Bike Baton Rouge helps to support social rides by publicizing group events taking place all over town. They also hold events like the annual Cranksgiving food drive, which marries biking with philanthropy by having participants make a mad dash around town to check off lists of items that will be donated to the Greater Baton Rogue Food Bank ahead of the holiday season.

“Our biggest thing is encouraging folks to ride,” Walker says. “Right now, people here are riding more for leisure. But that plants the seed. Maybe one day they’ll bike to the grocery store instead of driving.”

With many of the group’s members coming from more bike friendly cities, they have a unique perspective on the positive aspects of fostering a biking culture, and they also see the potential that Baton Rouge has.
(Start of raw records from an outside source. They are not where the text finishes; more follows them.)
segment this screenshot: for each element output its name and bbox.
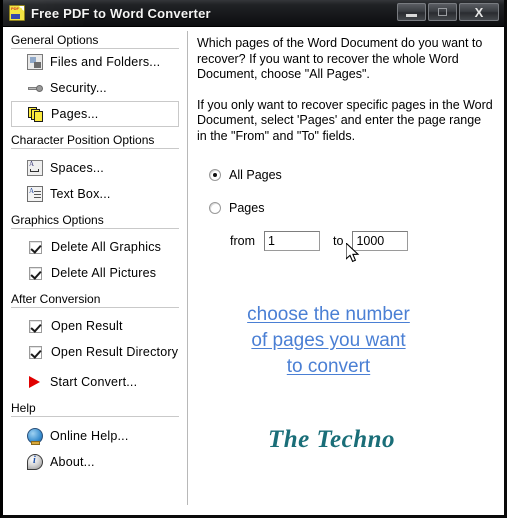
instructions: Which pages of the Word Document do you … — [197, 27, 504, 144]
radio-label-all-pages: All Pages — [229, 168, 282, 182]
to-page-input[interactable] — [352, 231, 409, 251]
pages-stack-icon — [28, 106, 44, 122]
radio-option-pages[interactable]: Pages — [209, 201, 504, 215]
sidebar-item-online-help[interactable]: Online Help... — [10, 423, 187, 449]
section-header-character-position-options: Character Position Options — [11, 133, 155, 147]
to-label: to — [333, 234, 344, 248]
sidebar-item-delete-all-graphics[interactable]: Delete All Graphics — [10, 234, 187, 260]
pages-options-panel: Which pages of the Word Document do you … — [188, 27, 504, 512]
sidebar-item-label: Text Box... — [50, 187, 111, 201]
sidebar-item-label: Files and Folders... — [50, 55, 161, 69]
page-range-row: from to — [230, 231, 504, 251]
sidebar-item-label: About... — [50, 455, 95, 469]
sidebar-item-open-result-directory[interactable]: Open Result Directory — [10, 339, 187, 365]
annotation-text: choose the number of pages you want to c… — [197, 302, 504, 380]
checkbox-icon[interactable] — [29, 266, 42, 280]
instruction-paragraph-2: If you only want to recover specific pag… — [197, 97, 493, 143]
maximize-icon — [438, 8, 447, 16]
text-box-icon — [27, 186, 43, 202]
sidebar-item-label: Start Convert... — [50, 375, 138, 389]
section-header-graphics-options: Graphics Options — [11, 213, 104, 227]
from-label: from — [230, 234, 255, 248]
sidebar-item-label: Pages... — [51, 107, 99, 121]
sidebar-item-spaces[interactable]: Spaces... — [10, 155, 187, 181]
section-divider — [11, 307, 179, 308]
window-controls: X — [397, 3, 499, 21]
annotation-line-3: to convert — [286, 356, 371, 377]
close-icon: X — [474, 4, 484, 20]
sidebar-item-open-result[interactable]: Open Result — [10, 313, 187, 339]
section-header-help: Help — [11, 401, 36, 415]
sidebar-item-delete-all-pictures[interactable]: Delete All Pictures — [10, 260, 187, 286]
radio-button-pages[interactable] — [209, 202, 221, 214]
sidebar-item-label: Online Help... — [50, 429, 129, 443]
info-balloon-icon — [27, 454, 43, 470]
sidebar-item-label: Delete All Graphics — [51, 240, 162, 254]
maximize-button[interactable] — [428, 3, 457, 21]
section-divider — [11, 416, 179, 417]
files-and-folders-icon — [27, 54, 43, 70]
sidebar-item-label: Open Result Directory — [51, 345, 179, 359]
window-content: General Options Files and Folders... Sec… — [3, 27, 504, 512]
title-bar[interactable]: PDF Free PDF to Word Converter X — [3, 0, 504, 27]
sidebar-item-about[interactable]: About... — [10, 449, 187, 475]
play-triangle-icon — [27, 374, 43, 390]
key-icon — [27, 80, 43, 96]
minimize-icon — [406, 13, 417, 17]
section-header-after-conversion: After Conversion — [11, 292, 101, 306]
sidebar-item-files-and-folders[interactable]: Files and Folders... — [10, 49, 187, 75]
spaces-icon — [27, 160, 43, 176]
sidebar-item-label: Open Result — [51, 319, 123, 333]
sidebar-item-label: Delete All Pictures — [51, 266, 157, 280]
section-divider — [11, 148, 179, 149]
instruction-paragraph-1: Which pages of the Word Document do you … — [197, 36, 483, 81]
window-title: Free PDF to Word Converter — [31, 5, 211, 21]
sidebar-item-text-box[interactable]: Text Box... — [10, 181, 187, 207]
watermark-logo: The Techno — [268, 426, 395, 453]
close-button[interactable]: X — [459, 3, 499, 21]
globe-icon — [27, 428, 43, 445]
radio-button-all-pages[interactable] — [209, 169, 221, 181]
sidebar-item-label: Spaces... — [50, 161, 104, 175]
radio-label-pages: Pages — [229, 201, 265, 215]
annotation-line-2: of pages you want — [251, 330, 406, 351]
checkbox-icon[interactable] — [29, 319, 42, 333]
sidebar-item-start-convert[interactable]: Start Convert... — [10, 369, 187, 395]
checkbox-icon[interactable] — [29, 345, 42, 359]
checkbox-icon[interactable] — [29, 240, 42, 254]
section-divider — [11, 228, 179, 229]
section-header-general-options: General Options — [11, 33, 99, 47]
minimize-button[interactable] — [397, 3, 426, 21]
sidebar-item-security[interactable]: Security... — [10, 75, 187, 101]
sidebar-item-label: Security... — [50, 81, 107, 95]
sidebar-item-pages[interactable]: Pages... — [11, 101, 179, 127]
application-window: PDF Free PDF to Word Converter X General… — [0, 0, 507, 518]
from-page-input[interactable] — [264, 231, 320, 251]
pdf-document-icon: PDF — [9, 5, 25, 21]
radio-option-all-pages[interactable]: All Pages — [209, 168, 504, 182]
options-sidebar: General Options Files and Folders... Sec… — [3, 27, 187, 512]
annotation-line-1: choose the number — [247, 304, 410, 325]
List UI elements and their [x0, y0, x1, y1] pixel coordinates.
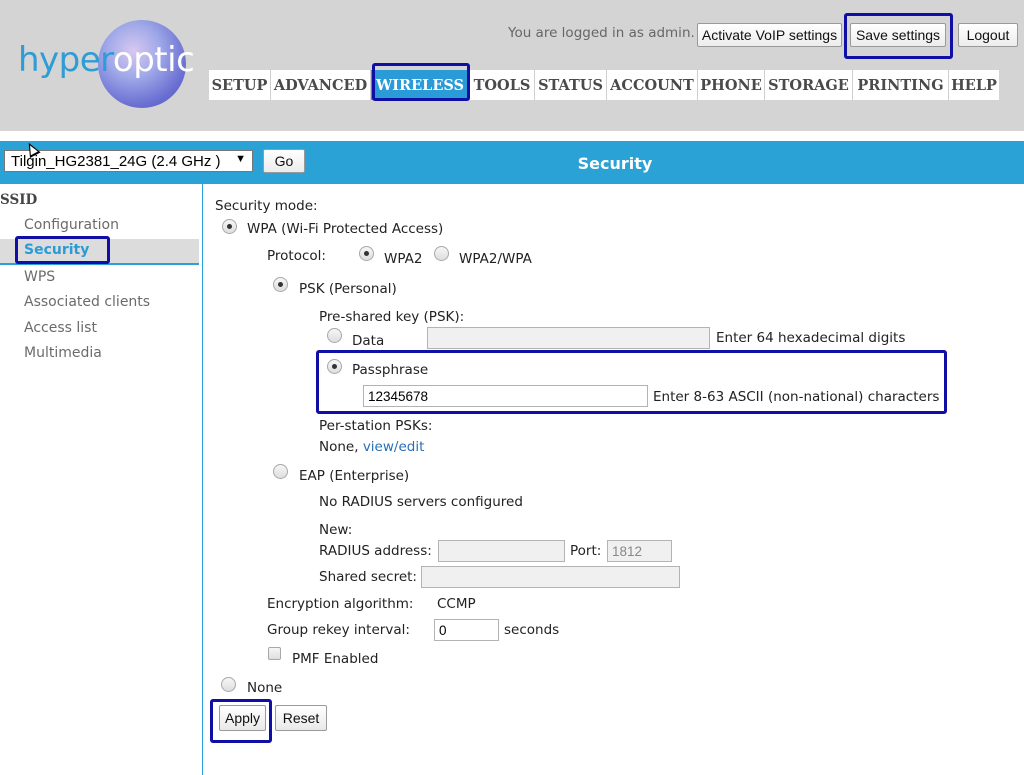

“Riding a bike isn’t just fun,” Walker notes. “It’s a way to get to know your neighbors and your neighborhood. It helps to create a stronger community because it gets people more connected.”

“And it even has a positive impact on things like tourism,” Farris adds. “Whatever way you look at it, biking helps the city for the better.”

And with bike lanes increasing exponentially across the city over the last five years, Farris and Walker note that it’s only the beginning for Baton Rouge’s biking community. 

“By 2024, there will be a way to go all the way from Southern University to L’Auberge,” Farris says. “It sounds like a lot, but once you’re out there riding, you’ll be surprised how far you can go. You just have to get out there and do it.”